Charles Simonds: An Interview

Blumenthal/Horsfield

1979 | 00:48:21 | United States | English | B&W | 4:3 | Video

Collection: Interviews, On Art and Artists, Single Titles

Tags: Blumenthal/Horsfield Interviews, Environment, Indigenous, Interview, Sculpture, Visual Art

Charles Simonds (b.1945) majored in art at the University of California at Berkeley. There he discovered an area of clay pits that had once provided the raw material for some of Manhattan's older buildings. He literally immersed himself in the subject, burying himself in a pool of wet clay to get a feel for the material. Simonds's sculptures are enchanting architectural minatures. Most are landforms with small chambers and towers; some are abstract organic shapes. Carefully built brick by tiny brick, Simonds's sculptures engage the child in everyone. Yet they are not models or maquettes for anything, nor are they toys or dollshouses. He began to build the small dwellings in the streets of New York City in the early 1970s.
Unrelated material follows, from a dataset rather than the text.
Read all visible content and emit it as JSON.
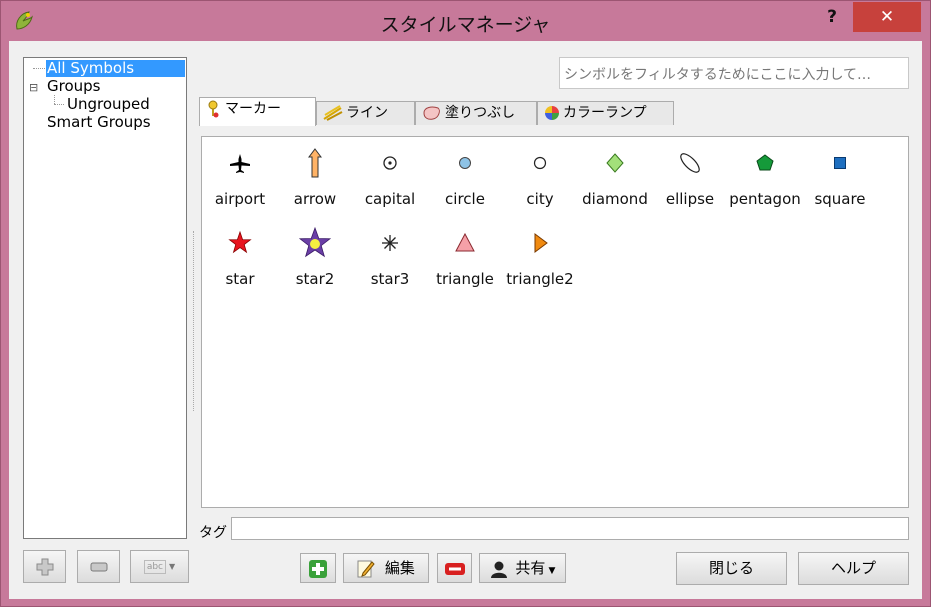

The dwellings were places along curbs or within the masonry of buildings—the homes of an imaginary group of migrating people whom Simonds called the "little people."

"Basically I'm making places where people once lived," Simonds explains in this interview with Kate Horsfield. "In some cases, they seemingly left five minutes ago; in other cases they may have left a long, long time ago."

A historical interview originally recorded in 1979 and re-edited in 2005 with support from the Lyn Blumenthal Memorial Fund.